Yep. That's how it felt. And that's why it happened. As I faced graduation from law school and certain, very good employment, Hee Haw began to get antsy. First he tried to make me move to a very small town, but I was NOT going to my firm and reneging on my acceptance of their offer! So I bargained for a year of practice in
. Before I had even been admitted to the Bar, that asshole had applied for a job with the CIA that would take us overseas. By Christmas he was having an affair with a coworker. Atlanta
I realize now that the whole thing was control. He couldn't stand that my employment would cause others to see me as his equal, as opposed to being the little lady who stays home, tending to his needs. I told him when we divorced that he ought to marry a teacher, because then he wouldn't ever feel threatened by her job and she could spend the summers tending his unweaned ego. And so now he's marrying someone very much younger than he, in order to more definitively stay in a superior position. He used to say to me "I just don't want you to have to make the mistakes I have; I’m older and I have experienced more" as a reason for why he behaved like such a controlling bully.
He needs to feel superior to someone at all times, and so he uses his romantic partner as a whipping post to maintain his sense of superiority. At heart he has no faith in his value. And he should not, at this juncture. His life is an exercise in smoke and mirrors, fooling people into believing that he has the values and qualities that he understands are valuable in society, so that he might attain a certain status. He has no idea why he behaves the way that he does, has not reflected on himself, takes no responsibility for the considerable damage he has caused in the lives of those who cared for him and, tellingly, does not care.

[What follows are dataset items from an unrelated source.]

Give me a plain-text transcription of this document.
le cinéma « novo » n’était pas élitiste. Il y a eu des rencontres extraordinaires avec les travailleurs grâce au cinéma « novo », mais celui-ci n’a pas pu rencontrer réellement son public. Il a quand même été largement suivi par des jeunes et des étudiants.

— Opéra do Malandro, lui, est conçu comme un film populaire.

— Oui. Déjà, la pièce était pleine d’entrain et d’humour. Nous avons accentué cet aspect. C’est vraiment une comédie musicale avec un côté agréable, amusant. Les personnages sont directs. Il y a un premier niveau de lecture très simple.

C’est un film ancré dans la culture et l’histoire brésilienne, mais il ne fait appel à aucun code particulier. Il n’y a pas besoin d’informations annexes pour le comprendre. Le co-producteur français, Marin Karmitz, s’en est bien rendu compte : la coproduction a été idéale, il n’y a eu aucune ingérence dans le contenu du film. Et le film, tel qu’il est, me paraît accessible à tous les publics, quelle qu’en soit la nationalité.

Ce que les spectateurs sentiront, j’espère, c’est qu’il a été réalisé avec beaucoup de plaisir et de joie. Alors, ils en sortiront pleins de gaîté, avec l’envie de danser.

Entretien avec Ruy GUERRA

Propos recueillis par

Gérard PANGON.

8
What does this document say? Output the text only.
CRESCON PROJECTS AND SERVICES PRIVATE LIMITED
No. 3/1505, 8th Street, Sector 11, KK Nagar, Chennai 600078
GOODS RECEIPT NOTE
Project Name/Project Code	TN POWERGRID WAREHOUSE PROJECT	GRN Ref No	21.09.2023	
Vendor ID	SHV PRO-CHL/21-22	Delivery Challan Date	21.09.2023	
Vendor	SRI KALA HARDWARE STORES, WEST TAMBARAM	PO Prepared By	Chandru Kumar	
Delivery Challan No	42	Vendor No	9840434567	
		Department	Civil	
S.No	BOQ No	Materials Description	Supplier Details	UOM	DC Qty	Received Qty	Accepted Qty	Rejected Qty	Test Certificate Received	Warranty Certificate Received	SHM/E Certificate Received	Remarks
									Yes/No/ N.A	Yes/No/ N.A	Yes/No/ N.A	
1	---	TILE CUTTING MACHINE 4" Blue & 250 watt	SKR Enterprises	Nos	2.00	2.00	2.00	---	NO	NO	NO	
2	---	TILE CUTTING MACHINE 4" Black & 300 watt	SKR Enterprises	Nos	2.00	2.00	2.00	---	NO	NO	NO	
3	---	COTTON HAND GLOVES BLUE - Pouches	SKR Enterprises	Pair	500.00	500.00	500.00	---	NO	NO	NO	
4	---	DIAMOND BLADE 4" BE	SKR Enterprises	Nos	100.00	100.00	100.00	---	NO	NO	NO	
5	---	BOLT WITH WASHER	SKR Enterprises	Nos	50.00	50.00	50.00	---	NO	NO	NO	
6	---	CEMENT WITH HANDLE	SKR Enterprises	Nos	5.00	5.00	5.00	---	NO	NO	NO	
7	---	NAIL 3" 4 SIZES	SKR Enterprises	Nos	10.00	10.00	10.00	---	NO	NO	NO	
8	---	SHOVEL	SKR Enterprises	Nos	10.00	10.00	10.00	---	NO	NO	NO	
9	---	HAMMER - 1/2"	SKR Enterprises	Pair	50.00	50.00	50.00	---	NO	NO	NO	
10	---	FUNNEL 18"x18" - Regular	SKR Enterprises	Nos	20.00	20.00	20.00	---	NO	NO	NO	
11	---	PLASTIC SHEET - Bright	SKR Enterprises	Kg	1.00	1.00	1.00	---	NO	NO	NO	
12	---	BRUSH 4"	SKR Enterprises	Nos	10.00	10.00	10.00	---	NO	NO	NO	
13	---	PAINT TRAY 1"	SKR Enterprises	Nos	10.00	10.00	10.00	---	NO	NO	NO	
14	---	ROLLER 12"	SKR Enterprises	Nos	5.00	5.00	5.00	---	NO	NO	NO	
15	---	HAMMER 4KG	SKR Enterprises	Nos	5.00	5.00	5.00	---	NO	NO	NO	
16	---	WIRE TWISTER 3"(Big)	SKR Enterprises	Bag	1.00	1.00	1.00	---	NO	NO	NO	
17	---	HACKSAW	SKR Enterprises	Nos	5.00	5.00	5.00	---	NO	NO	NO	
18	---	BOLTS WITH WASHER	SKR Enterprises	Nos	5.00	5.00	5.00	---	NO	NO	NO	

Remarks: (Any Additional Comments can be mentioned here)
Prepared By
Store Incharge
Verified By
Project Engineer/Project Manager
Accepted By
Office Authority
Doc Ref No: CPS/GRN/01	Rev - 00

So perhaps the alligator text was a message to me, to remind me of the quote Yoga Spinster sent a few weeks ago:
Did you know that Samskaras are unconscious patterns that rule over us because we are not aware of them? Found in the second Chakra where the animal energy is the mythical crocodile that lays half submerged in the water, Samskaras are the sum total of all the previous experiences in our lives that have formed impressions, which tend to then reabsorb and channel energy in the same ruts every time. The key to living in power is to be aware of these Samskaras, have a sense of humor about them, then simply enjoy the process of living a life free from the past.
When I first received the email containing that quote, and as I was reading it, picturing the half-submerged croc, my 2 year old daughter walked up to me, put her hand on my knee and said “Alligator.” There was no image in the email that caused her to say that, it was like she pulled the image from my head. I told Yoga and Goth Spinsters this and we all got chills. We all also decided I needed to be very alert to alligators and crocodiles appearing in my life.
So thank you, Turd, for the alligator.
Finally, finally I feel free.
This was the actual picture sent. Eerie, is it not?
This is a cross-post from a private blog I participate on. I have edited it for anonymity but if anyone knows me of course it is all too obvious. I wasn't ready to publish something so personal until now. Possibly becuase I am more thoroughly and completely healed and moving ever further from the past. And maybe that's in part because my little girl asks me every day if she can "Push the alligator" when she means call the elevator.